INTERVIEW MIT MICHAEL FRIESER
Sie waren als Justiziar der Unionsfraktion intensiv an der Reform des Infektionsschutzgesetzes beteiligt, Herr Frieser. Wie sehr treffen Sie persönlich die massiven Proteste dagegen?
Michael Frieser: Über Sachfragen kann man gerne diskutieren und auch unterschiedlicher Meinung sein. Was mich entsetzt, das sind die Kreise, die das zieht. Einer kleinen Gruppe, die sich in Fundamentalopposition zu unserer Corona-Politik befindet, ist es gelungen, für Verunsicherung auch unter den Menschen zu sorgen, die eigentlich hinter den Maßnahmen stehen. Ich merke das daran, dass die Zahl der persönlichen Mails zu diesem Thema von 30 bis auf 80/90 am Tag gestiegen ist.
Müssen Sie sich als Unionsfraktion und als große Koalition nicht selbst Vorwürfe machen? Sie hätten seit dem Ausbruch der Pandemie im März viel Zeit gehabt, das Infektionsschutzgesetz zu reformieren. Und nun musste alles plötzlich ganz schnell gehen, um nicht zu sagen: hektisch. So etwas schafft doch Misstrauen.
Frieser: Das ist leider so nicht richtig, wie Sie es beschreiben. Über Monate hinweg haben Gerichte die bisherige rechtliche Grundlage weitgehend mitgetragen. Als dann im August darauf hingewiesen wurde, dass angesichts der länger andauernden Pandemie klarere Formulierungen nötig seien, haben wir uns sofort daran gemacht. Das Gesetzgebungsverfahren wurde zwar zügig, aber im normalen Rahmen abgewickelt. Von „Durchpeitschen“ kann keine Rede sein.
Aber es meldeten sich einige wenig schmeichelhafte juristische Gutachter, die Ihren Gesetzestext zerpflückten.
Frieser: Es gab tatsächlich berechtigte Anmerkungen von Fachleuten, dass wir die Abstufung und die jeweilige Intensität der Maßnahmen genauer fassen müssen. Diese Kritikpunkte haben wir aufgegriffen und den Text nochmal komplett umgeworfen.

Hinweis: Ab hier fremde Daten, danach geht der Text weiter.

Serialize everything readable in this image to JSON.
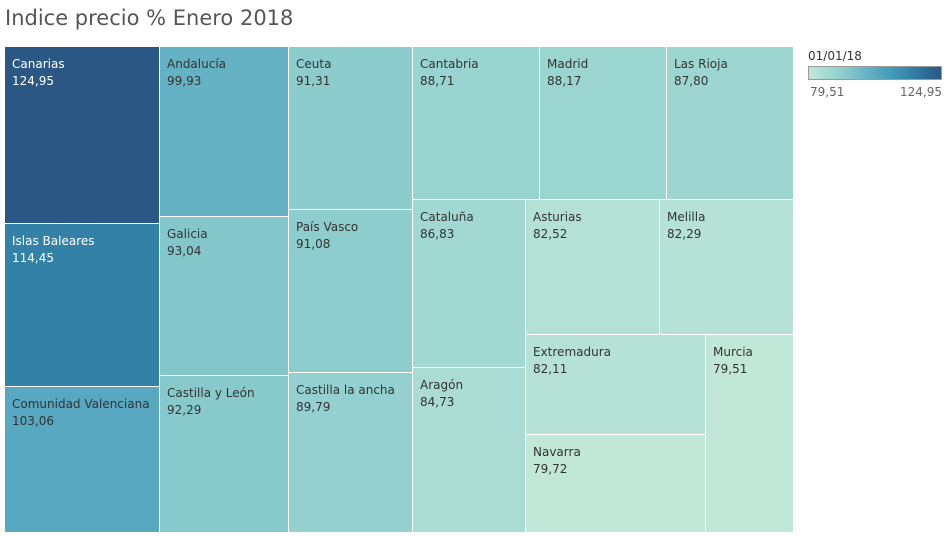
{
  "title": "Indice precio % Enero 2018",
  "legend": {
    "title": "01/01/18",
    "min_label": "79,51",
    "max_label": "124,95",
    "color_low": "#c1e7d8",
    "color_high": "#2a5783"
  },
  "chart_data": {
    "type": "treemap",
    "title": "Indice precio % Enero 2018",
    "color_range": [
      79.51,
      124.95
    ],
    "items": [
      {
        "name": "Canarias",
        "value": 124.95,
        "label": "124,95"
      },
      {
        "name": "Islas Baleares",
        "value": 114.45,
        "label": "114,45"
      },
      {
        "name": "Comunidad Valenciana",
        "value": 103.06,
        "label": "103,06"
      },
      {
        "name": "Andalucía",
        "value": 99.93,
        "label": "99,93"
      },
      {
        "name": "Galicia",
        "value": 93.04,
        "label": "93,04"
      },
      {
        "name": "Castilla y León",
        "value": 92.29,
        "label": "92,29"
      },
      {
        "name": "Ceuta",
        "value": 91.31,
        "label": "91,31"
      },
      {
        "name": "País Vasco",
        "value": 91.08,
        "label": "91,08"
      },
      {
        "name": "Castilla la ancha",
        "value": 89.79,
        "label": "89,79"
      },
      {
        "name": "Cantabria",
        "value": 88.71,
        "label": "88,71"
      },
      {
        "name": "Madrid",
        "value": 88.17,
        "label": "88,17"
      },
      {
        "name": "Las Rioja",
        "value": 87.8,
        "label": "87,80"
      },
      {
        "name": "Cataluña",
        "value": 86.83,
        "label": "86,83"
      },
      {
        "name": "Aragón",
        "value": 84.73,
        "label": "84,73"
      },
      {
        "name": "Asturias",
        "value": 82.52,
        "label": "82,52"
      },
      {
        "name": "Melilla",
        "value": 82.29,
        "label": "82,29"
      },
      {
        "name": "Extremadura",
        "value": 82.11,
        "label": "82,11"
      },
      {
        "name": "Navarra",
        "value": 79.72,
        "label": "79,72"
      },
      {
        "name": "Murcia",
        "value": 79.51,
        "label": "79,51"
      }
    ]
  }
}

Und warum wird das Parlament nicht besser einbezogen, wie von großen Teilen der Opposition gefordert?
Frieser: Ich kann das nicht nachvollziehen. Es gab im Bundestag rund 70 Debatten zum Thema Corona. Die Kanzlerin stand den Fraktionsvorsitzenden fast im Wochenrhythmus zur Verfügung. Und nun gibt es die Verpflichtung zu regelmäßigen Berichten an das Parlament. Gestern erst hat der Bundestag erneut ausdrücklich das Vorhandensein einer nationalen epidemischen Lage festgestellt – das ist die Voraussetzung für Maßnahmen nach dem Infektionsschutzgesetz.

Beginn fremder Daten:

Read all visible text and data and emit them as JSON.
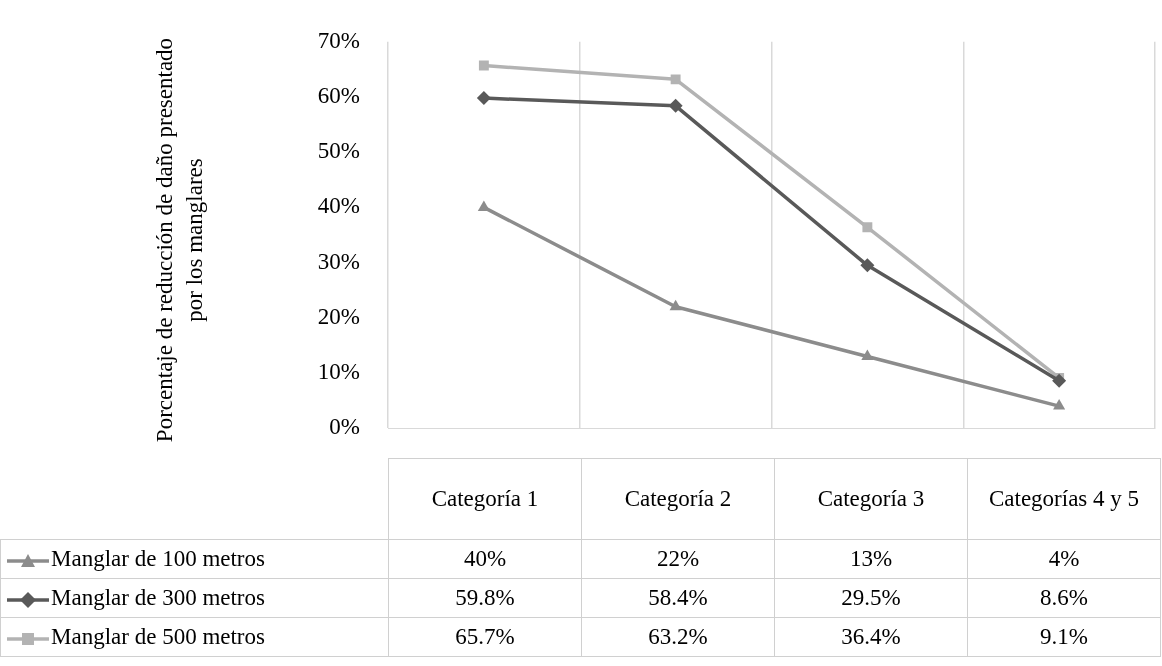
{
  "chart_data": {
    "type": "line",
    "ylabel": "Porcentaje de reducción de daño presentado por los manglares",
    "categories": [
      "Categoría 1",
      "Categoría 2",
      "Categoría 3",
      "Categorías 4 y 5"
    ],
    "series": [
      {
        "name": "Manglar de 100 metros",
        "color": "#8c8c8c",
        "marker": "triangle",
        "values": [
          40,
          22,
          13,
          4
        ],
        "value_labels": [
          "40%",
          "22%",
          "13%",
          "4%"
        ]
      },
      {
        "name": "Manglar de 300 metros",
        "color": "#595959",
        "marker": "diamond",
        "values": [
          59.8,
          58.4,
          29.5,
          8.6
        ],
        "value_labels": [
          "59.8%",
          "58.4%",
          "29.5%",
          "8.6%"
        ]
      },
      {
        "name": "Manglar de 500 metros",
        "color": "#b3b3b3",
        "marker": "square",
        "values": [
          65.7,
          63.2,
          36.4,
          9.1
        ],
        "value_labels": [
          "65.7%",
          "63.2%",
          "36.4%",
          "9.1%"
        ]
      }
    ],
    "ylim": [
      0,
      70
    ],
    "yticks": [
      {
        "value": 0,
        "label": "0%"
      },
      {
        "value": 10,
        "label": "10%"
      },
      {
        "value": 20,
        "label": "20%"
      },
      {
        "value": 30,
        "label": "30%"
      },
      {
        "value": 40,
        "label": "40%"
      },
      {
        "value": 50,
        "label": "50%"
      },
      {
        "value": 60,
        "label": "60%"
      },
      {
        "value": 70,
        "label": "70%"
      }
    ],
    "grid": "x",
    "legend": "bottom left",
    "line_style": "solid"
  }
}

Trotzdem wird das gar nicht in der Verfassung vorgesehene Instrument der Corona-Gipfel von Kanzlerin und Ministerpräsident(inn)en von vielen als der Ort wahrgenommen, an dem im Gegensatz zu unserer Rechtsordnung Entscheidungen gefällt werden.

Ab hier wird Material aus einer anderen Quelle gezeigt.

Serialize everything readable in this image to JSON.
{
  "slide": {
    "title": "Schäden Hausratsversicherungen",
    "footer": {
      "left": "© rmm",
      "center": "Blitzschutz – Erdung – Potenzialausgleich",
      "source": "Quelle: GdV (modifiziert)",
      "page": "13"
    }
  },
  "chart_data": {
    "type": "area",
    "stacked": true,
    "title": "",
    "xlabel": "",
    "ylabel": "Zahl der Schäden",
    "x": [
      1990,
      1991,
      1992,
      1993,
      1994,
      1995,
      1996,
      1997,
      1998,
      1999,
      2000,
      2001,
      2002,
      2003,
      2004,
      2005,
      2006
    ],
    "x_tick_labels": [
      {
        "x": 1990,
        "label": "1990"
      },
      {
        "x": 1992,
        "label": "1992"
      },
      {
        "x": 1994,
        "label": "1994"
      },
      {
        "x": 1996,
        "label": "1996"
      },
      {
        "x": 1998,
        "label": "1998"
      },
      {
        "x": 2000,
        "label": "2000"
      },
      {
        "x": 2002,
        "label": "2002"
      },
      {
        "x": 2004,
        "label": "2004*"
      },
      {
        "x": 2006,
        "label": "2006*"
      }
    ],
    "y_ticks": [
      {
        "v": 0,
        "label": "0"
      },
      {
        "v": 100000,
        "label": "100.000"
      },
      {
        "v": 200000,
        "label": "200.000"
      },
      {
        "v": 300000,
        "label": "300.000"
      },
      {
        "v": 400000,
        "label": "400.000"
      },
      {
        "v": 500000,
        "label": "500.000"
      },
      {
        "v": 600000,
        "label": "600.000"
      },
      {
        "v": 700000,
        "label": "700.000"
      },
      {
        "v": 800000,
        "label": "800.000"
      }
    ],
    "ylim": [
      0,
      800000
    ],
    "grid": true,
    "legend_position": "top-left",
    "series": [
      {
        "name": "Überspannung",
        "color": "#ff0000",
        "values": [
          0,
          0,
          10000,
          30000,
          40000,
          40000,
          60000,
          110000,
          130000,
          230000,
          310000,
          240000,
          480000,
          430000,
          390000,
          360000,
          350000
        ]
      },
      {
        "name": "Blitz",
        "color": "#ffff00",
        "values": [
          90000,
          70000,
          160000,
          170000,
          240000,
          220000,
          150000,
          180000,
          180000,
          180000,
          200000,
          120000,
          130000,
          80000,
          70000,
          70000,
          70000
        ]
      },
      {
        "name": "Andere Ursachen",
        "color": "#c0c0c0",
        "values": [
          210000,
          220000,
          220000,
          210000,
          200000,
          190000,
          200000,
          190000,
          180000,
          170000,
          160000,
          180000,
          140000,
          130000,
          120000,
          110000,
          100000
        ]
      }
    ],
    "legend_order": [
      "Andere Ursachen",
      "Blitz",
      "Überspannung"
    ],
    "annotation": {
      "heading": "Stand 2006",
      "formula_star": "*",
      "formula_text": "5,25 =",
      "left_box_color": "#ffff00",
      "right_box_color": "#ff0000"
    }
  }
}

Frieser: Die Politik in einem demokratischen Rechtsstaat muss sich doch irgendwie organisieren. Es gibt ja auch noch andere, eigentlich nicht vorgesehene Gremien wie den Koalitionsausschuss, die in der Praxis unverzichtbar sind. Nochmal kurz zu Corona: Da wird gefordert, dass es keinen juristischen Flickenteppich in den Ländern geben dürfe. Und wenn sich die Kanzlerin mit den Länderchefs zusammensetzt, um genau das zu vermeiden, wird es auch wieder kritisiert.